Contact: Mollie Matteson, (802) 318-1487

Forest Service Will Reopen Caves, Increase Risk That Deadly Bat Epidemic Will Spread to
Rocky Mountains, U.S. West

Agency Denies Appeal by Conservation Groups; White-nose Syndrome Has Already Killed 7 Million Bats

GOLDEN, Colo.— The U.S. Forest Service today denied an appeal by bat conservationists and decided to move forward with a plan to reopen national forest caves in the Rocky Mountains to recreationists. The decision follows a three-year period of precautionary cave closures to reduce the risk of humans transporting a devastating bat disease into the Rocky Mountain region. The conservation groups wanted the agency to prioritize the protection of insect-eating bats and minimize the chance that people will bring in white-nose syndrome — a newly emergent, powerfully lethal bat disease that has already killed nearly 7 million bats in North America. The Forest Service’s own analysis showed that the current closure policy, rather than the plan to reopen the caves, would do the most to reduce potential harms to bats.

“The first tragedy of white-nose syndrome is the disease itself,” said Mollie Matteson, a bat specialist with the Center for Biological Diversity. “The second tragedy is the failure of our government agencies, whose mission is to protect our public lands and wildlife, to do their very best to safeguard the future of these creatures. Thirty years from now, will anyone feel good that caving went on more or less as usual, but the bats that lived in our caves went extinct?”

White-nose syndrome first showed up in a commercial cave in upstate New York in 2006. It has since spread to 22 states and five Canadian provinces and is suspected in an additional two states, including Oklahoma, the farthest west record of the fungus that causes the disease. Nearly 7 million bats are estimated to have died so far. Seven species are known to be susceptible to the disease, including the federally endangered Indiana bat and the gray bat. A recent study of the Indiana bat predicted the species will disappear across most of its range within a decade.
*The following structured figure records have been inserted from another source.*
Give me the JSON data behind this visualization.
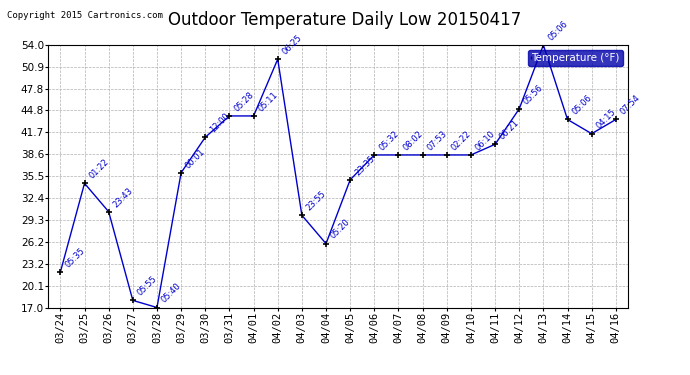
{
  "title": "Outdoor Temperature Daily Low 20150417",
  "copyright": "Copyright 2015 Cartronics.com",
  "legend_label": "Temperature (°F)",
  "x_labels": [
    "03/24",
    "03/25",
    "03/26",
    "03/27",
    "03/28",
    "03/29",
    "03/30",
    "03/31",
    "04/01",
    "04/02",
    "04/03",
    "04/04",
    "04/05",
    "04/06",
    "04/07",
    "04/08",
    "04/09",
    "04/10",
    "04/11",
    "04/12",
    "04/13",
    "04/14",
    "04/15",
    "04/16"
  ],
  "y_values": [
    22.0,
    34.5,
    30.5,
    18.0,
    17.0,
    36.0,
    41.0,
    44.0,
    44.0,
    52.0,
    30.0,
    26.0,
    35.0,
    38.5,
    38.5,
    38.5,
    38.5,
    38.5,
    40.0,
    45.0,
    54.0,
    43.5,
    41.5,
    43.5
  ],
  "time_labels": [
    "05:35",
    "01:22",
    "23:43",
    "05:55",
    "05:40",
    "00:01",
    "12:00",
    "05:28",
    "05:11",
    "06:25",
    "23:55",
    "05:20",
    "23:35",
    "05:32",
    "08:02",
    "07:53",
    "02:22",
    "06:10",
    "06:21",
    "05:56",
    "05:06",
    "05:06",
    "04:15",
    "07:54"
  ],
  "ylim": [
    17.0,
    54.0
  ],
  "yticks": [
    17.0,
    20.1,
    23.2,
    26.2,
    29.3,
    32.4,
    35.5,
    38.6,
    41.7,
    44.8,
    47.8,
    50.9,
    54.0
  ],
  "line_color": "#0000cc",
  "marker_color": "#000000",
  "bg_color": "#ffffff",
  "grid_color": "#b0b0b0",
  "title_fontsize": 12,
  "tick_fontsize": 7.5,
  "legend_bg": "#0000aa",
  "legend_fg": "#ffffff"
}
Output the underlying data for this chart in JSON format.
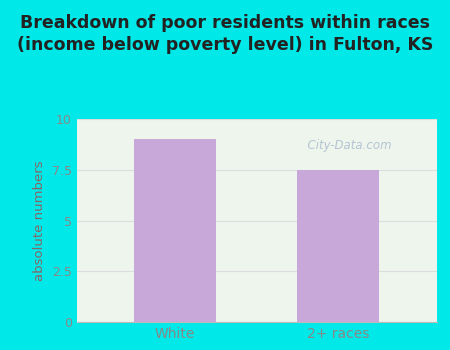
{
  "categories": [
    "White",
    "2+ races"
  ],
  "values": [
    9.0,
    7.5
  ],
  "bar_color": "#c8a8d8",
  "title_line1": "Breakdown of poor residents within races",
  "title_line2": "(income below poverty level) in Fulton, KS",
  "ylabel": "absolute numbers",
  "ylim": [
    0,
    10
  ],
  "yticks": [
    0,
    2.5,
    5,
    7.5,
    10
  ],
  "ytick_labels": [
    "0",
    "2.5",
    "5",
    "7.5",
    "10"
  ],
  "outer_bg_color": "#00e8e8",
  "inner_bg_color": "#edf5ed",
  "title_color": "#222222",
  "title_fontsize": 12.5,
  "ylabel_color": "#886666",
  "ylabel_fontsize": 9.5,
  "tick_color": "#888888",
  "tick_fontsize": 9,
  "watermark_text": "  City-Data.com",
  "watermark_color": "#aabbcc",
  "grid_color": "#dddddd"
}
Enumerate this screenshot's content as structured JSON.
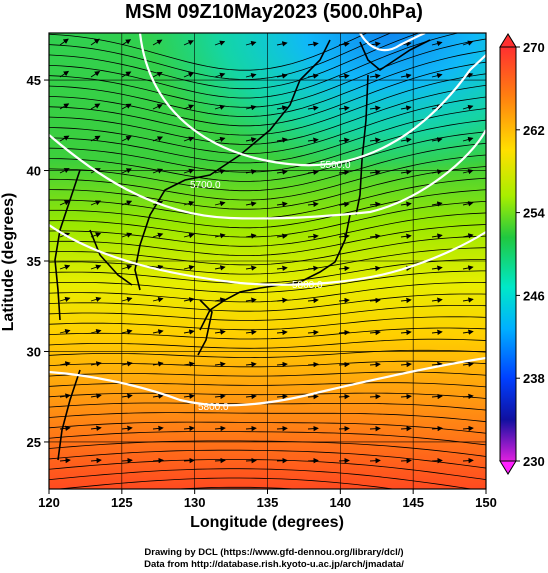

“Bats consume tons of agricultural pests and other insects, thereby providing critical ecological services for human health and stable ecosystem function that far outweigh the purely recreational needs of people at this time,” said Rick Adams, professor at the University of Northern Colorado and president of the Colorado Bat Society. “In fact, with the loss of bats that provide the guano to fuel underground ecosystems, the unique biological values of caves will be lost in our lifetime.”

Scientists have documented the economic value of bug-consuming bats to the agriculture sector. Bats save American farmers an estimated $22 billion per year in pesticides they don’t have to use to quell pest outbreaks.

In response to one of the changes requested by the conservation groups, the Forest Service will require each individual caver to obtain his or her own permit before they visit a cave. But the agency rejected mandatory year-round closures at caves used for winter hibernation, summer roosting, or fall swarming sites by bats, preferring seasonal closures instead.

The agency decision stands in opposition to the recommendations of the Colorado Division of Wildlife, Wyoming Game and Fish Department, Wyoming Chapter of the Wildlife Society, and the conservation groups who filed the appeal, among others — all of which had urged the Forest Service to close important bat sites year-round because the deadly fungus can persist for long periods in the absence of bats, remaining dormant until bats show up, at which point they can become carriers or active hosts of the disease.  

In 2010 a suspected case of white-nose syndrome showed up in a cave in western Oklahoma. At that time the Forest Service implemented a broad-based closure in Colorado, and parts of Oklahoma, Kansas, South Dakota and Wyoming.

The Center for Biological Diversity is a national, nonprofit conservation organization with more than 500,000 members and online activists dedicated to the protection of endangered species and wild places.